Executive Roundtable Interview Series: Liz D’Aloia, HR Virtuoso

As part of our Executive Roundtable Interview Series, we sat down with ISCPO Board Member Liz D’Aloia. Liz is Founder & CEO of HR Virtuoso,  an HR and employment law consulting firm that also helps companies optimize their employment application processes and increase their candidate pool with its proprietary mobile recruiting software system (SaaS). Prior to launching HR Virtuoso, Liz rose through the ranks of transportation, retail, and mortgage companies as a Senior Employment Attorney and VP of HR.
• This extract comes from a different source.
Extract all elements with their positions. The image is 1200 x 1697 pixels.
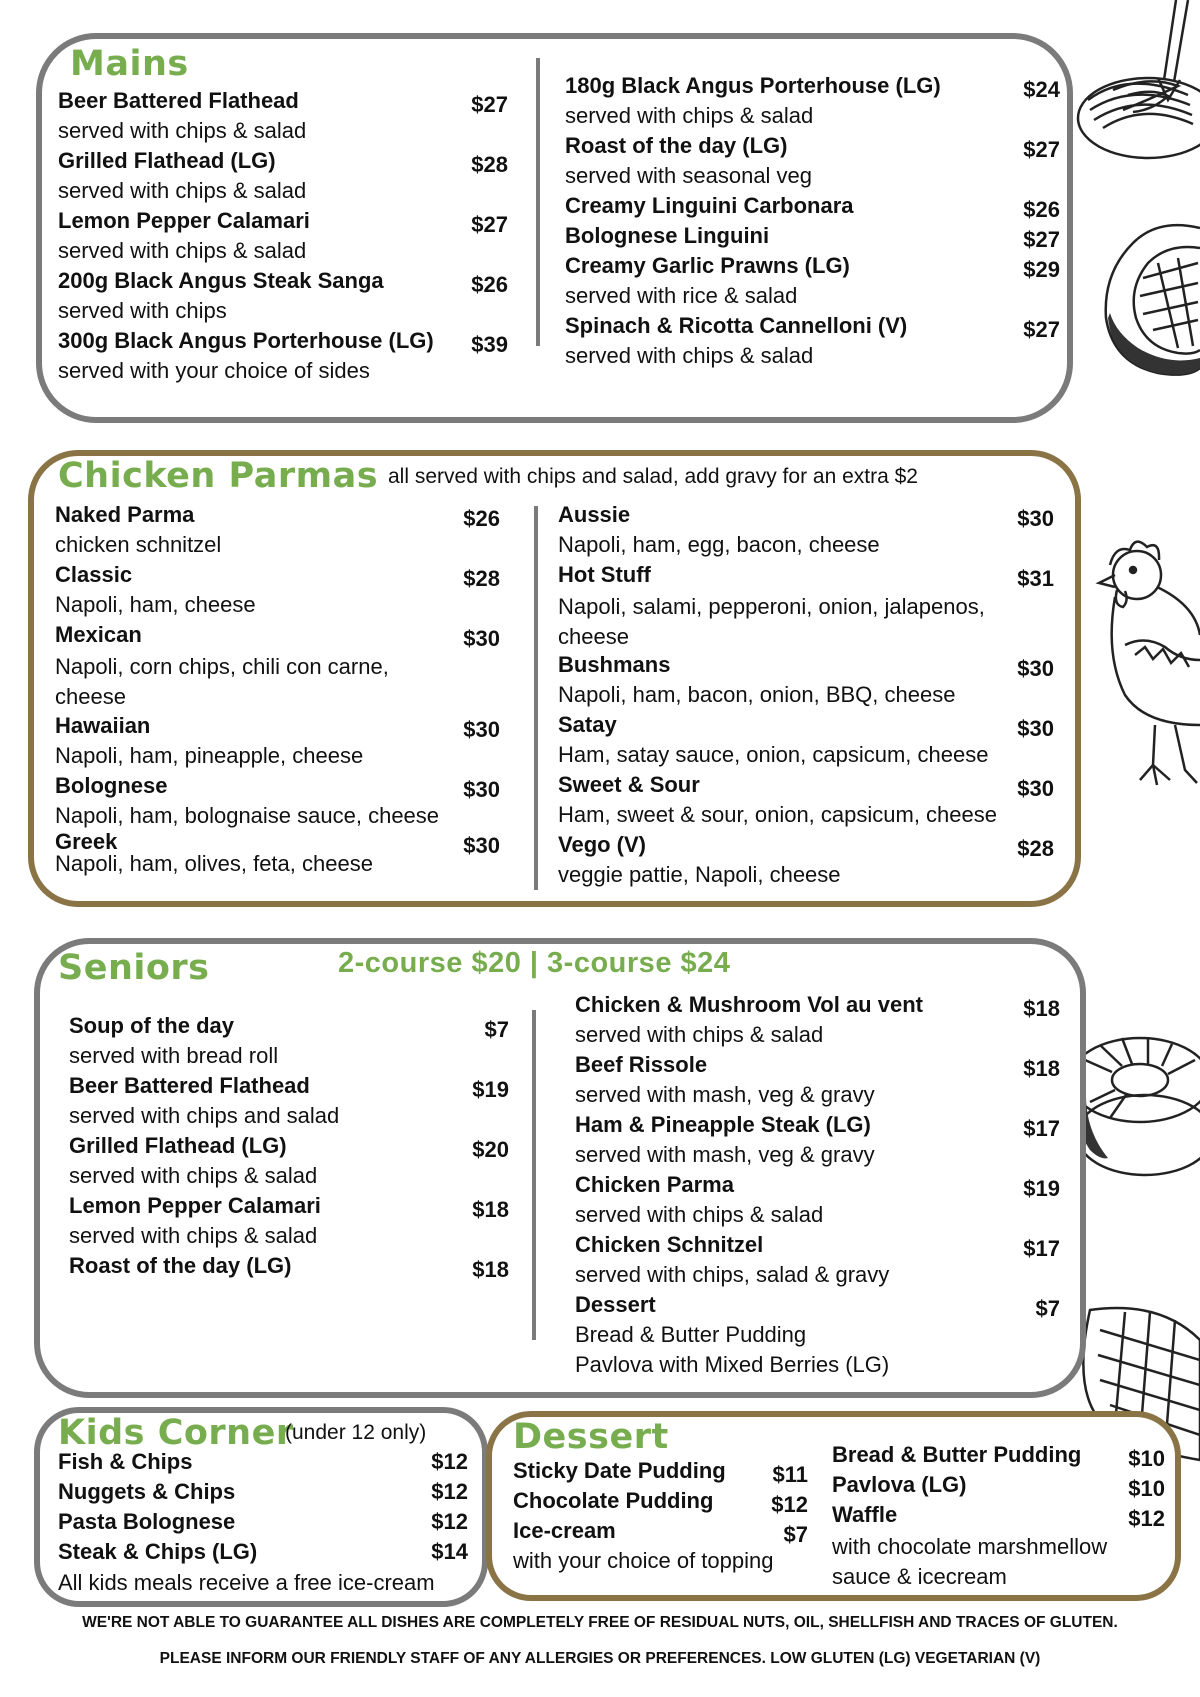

An active ISCPO board member, she provides a unique perspective on the many facets of HR management—from complex project management such as restructurings, compensation plan design and implementation, and staffing models to FLSA compliance strategies,  employee relations training, diversity, and other recruiting strategies to support affirmative action plans. She holds a BA from Hampshire College and a JD from Brooklyn Law School.  She is admitted to practice in Texas, New York, New Jersey, Florida, and Kansas. Liz is a nationally recognized blogger, speaker, and HR practitioner.

Liz D'Aloia

Liz D’Aloia – HR Virtuoso

We asked Liz to share where the industry is going as it related to people resources, dealing with staff shortages, and best practices in advocating the LP profession within organizations.

 

How has the industry evolved since you started out, especially related to the tight labor market within the supply chain domestically?

 
Automation and technology are definitely the two biggest changes since I began working in the logistics industry. Our employees need to be more tech-savvy than ever before, while our leaders need to understand that technology can alleviate, but doesn’t always solve problems.
 
Some things haven’t changed, though. We’ve always had a driver shortage, and great employees are always very hard to find and keep.



Given your expertise what three things can LP leaders implement to create effective LP departments in a retail or eCommerce channel?

  • Since HR and LP are both support roles, I think the best thing that leaders in these areas can do is to understand the business and its goals and to become trusted partners throughout the organization. LP and HR often work very closely in terms of safety and security, but we also need to work closely with finance, legal, and of course, operations.

 

  • LP practitioners often deal with public sector law enforcement and precarious situations that involve criminal activity. On a day-to-day basis, HR gets involved in loss prevention in supporting safe work practices and employee theft investigations. HR and LP must coordinate closely when the heartbreak and tragedy of domestic violence seeps into the workplace in the form of anger issues, restraining orders, and active shooter crises. While all areas of a company share the responsibility for a safe working environment, great communication and collaboration between LP and HR are essential.

 

  • While LP identifies and mitigates risk to employee safety, it’s up to HR to help communicate those risks, and what we’re doing to alleviate them. Building a culture of safety is a responsibility that’s owned by everyone, but HR can definitely help in explaining the “whys” and with other communication initiatives.

 

Why did you participate on the ISCPO board?

 
I spent most of my career in supply chain organizations and worked in a variety of roles that encompassed safety, HR, and legal issues. I think a strong partnership between LP and HR is essential at any company since we work on a lot of complex, and often very emotional issues. At Office Depot, I really enjoyed my partnerships with my loss prevention team, which included Glenn and Wes. So, when they offered me the opportunity to keep working with them in an advisory capacity, I welcomed it. The ISCPO is a visionary organization, and there’s really nothing else like it for LP professionals. I’m very proud to be part of this team.